Schriftliche Ausfertigung des am 12.06.2019 mündlich verkündeten Erkenntnisses
IM NAMEN DER REPUBLIK!
Das Bundesverwaltungsgericht hat durch die Richterin Mag. Simone KALBITZER als Einzelrichterin über die Beschwerde des XXXX, geboren am XXXX, Staatsangehörigkeit: Bundesrepublik Deutschland, vertreten durch die STIEGER Rechtsanwalt GmbH in 6900 Bregenz, gegen den Bescheid des Bundesamtes für Fremdenwesen und Asyl, Regionaldirektion Vorarlberg, vom 28.09.2017, Zl. XXXX, betreffend Erlassung eines für die Dauer von sechs Jahren befristeten Aufenthaltsverbotes, nach Durchführung einer mündlichen Verhandlung am 12.06.2019, zu Recht erkannt:
A) Die Beschwerde wird als unbegründet abgewiesen.

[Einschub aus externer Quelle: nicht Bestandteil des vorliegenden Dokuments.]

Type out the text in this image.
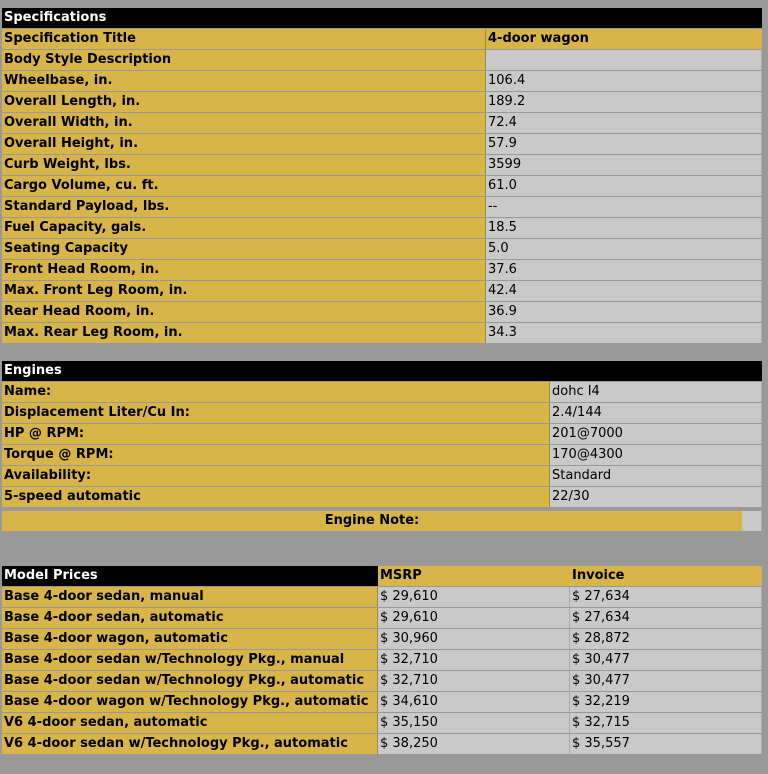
Specifications	
Specification Title	4-door wagon
Body Style Description	
Wheelbase, in.	106.4
Overall Length, in.	189.2
Overall Width, in.	72.4
Overall Height, in.	57.9
Curb Weight, lbs.	3599
Cargo Volume, cu. ft.	61.0
Standard Payload, lbs.	--
Fuel Capacity, gals.	18.5
Seating Capacity	5.0
Front Head Room, in.	37.6
Max. Front Leg Room, in.	42.4
Rear Head Room, in.	36.9
Max. Rear Leg Room, in.	34.3
Engines	
Name:	dohc I4
Displacement Liter/Cu In:	2.4/144
HP @ RPM:	201@7000
Torque @ RPM:	170@4300
Availability:	Standard
5-speed automatic	22/30
Engine Note:	
Model Prices	MSRP	Invoice
Base 4-door sedan, manual	$ 29,610	$ 27,634
Base 4-door sedan, automatic	$ 29,610	$ 27,634
Base 4-door wagon, automatic	$ 30,960	$ 28,872
Base 4-door sedan w/Technology Pkg., manual	$ 32,710	$ 30,477
Base 4-door sedan w/Technology Pkg., automatic	$ 32,710	$ 30,477
Base 4-door wagon w/Technology Pkg., automatic	$ 34,610	$ 32,219
V6 4-door sedan, automatic	$ 35,150	$ 32,715
V6 4-door sedan w/Technology Pkg., automatic	$ 38,250	$ 35,557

B) Die Revision ist gemäß Art. 133 Abs. 4 B-VG nicht zulässig.
Text
ENTSCHEIDUNGSGRÜNDE:
I. Verfahrensgang:
1. Mit Schreiben des Bundesamtes für Fremdenwesen und Asyl (im Folgenden: belangte Behörde) vom 29.05.2017 wurde dem Beschwerdeführer (im Folgenden: BF) ein Parteiengehör gemäß § 45 Abs. 3 AVG eingeräumt, da ein Verfahren zur Erlassung einer aufenthaltsbeendenden Maßnahme eingeleitet worden war. Der BF hatte die Möglichkeit zum Ergebnis der Beweisaufnahme innerhalb von 14 Tagen ab Zustellung der Verständigung eine schriftliche Stellungnahme abzugeben.
1.1. Seitens des BF erfolgte keine Stellungnahme.
2. Mit dem angefochtenen Bescheid vom 28.09.2017 wurde gegen den BF gemäß § 67 Abs. 1 und 2 FPG ein für die Dauer von sechs Jahren befristetes Aufenthaltsverbot erlassen (Spruchpunkt I.), gemäß § 70 Abs. 3 FPG kein Durchsetzungsaufschub gewährt (Spruchpunkt II.) und der Beschwerde gegen das Aufenthaltsverbot gemäß § 18 Abs. 3 BFA-VG die aufschiebende Wirkung aberkannt (Spruchpunkt III.).
Begründend wurde von der belangten Behörde ausgeführt, dass die Voraussetzungen für die Erlassung eines Aufenthaltsverbotes erfüllt seien, da der BF das Verbrechen des teils versuchten, teils vollendeten Diebstahls durch Einbruch, das Verbrechen des teils versuchten, teils vollendeten gewerbsmäßigen schweren Betrugs sowie das Vergehen der Sachbeschädigung begangen habe und zu einer Freiheitsstrafe von 18 Monaten rechtskräftig verurteilt worden sei. Die Gesamtbeurteilung des Verhaltens des BF, seiner Lebensumstände sowie der nicht vorhandenen familiären und privaten Anknüpfungspunkte hätte ergeben, dass die Erlassung des Aufenthaltsverbotes in der angegebenen Dauer gerechtfertigt und notwendig sei, um die vom BF ausgehende, erhebliche Gefährdung der öffentlichen Ordnung und Sicherheit zu verhindern. Ein weiterer Aufenthalt des BF stelle eine schwerwiegende Gefahr für die öffentliche Ordnung und Sicherheit dar. Es hätten sich keine Gründe ergeben, die gegen die sofortige Umsetzung des Aufenthaltsverbotes sprechen würden.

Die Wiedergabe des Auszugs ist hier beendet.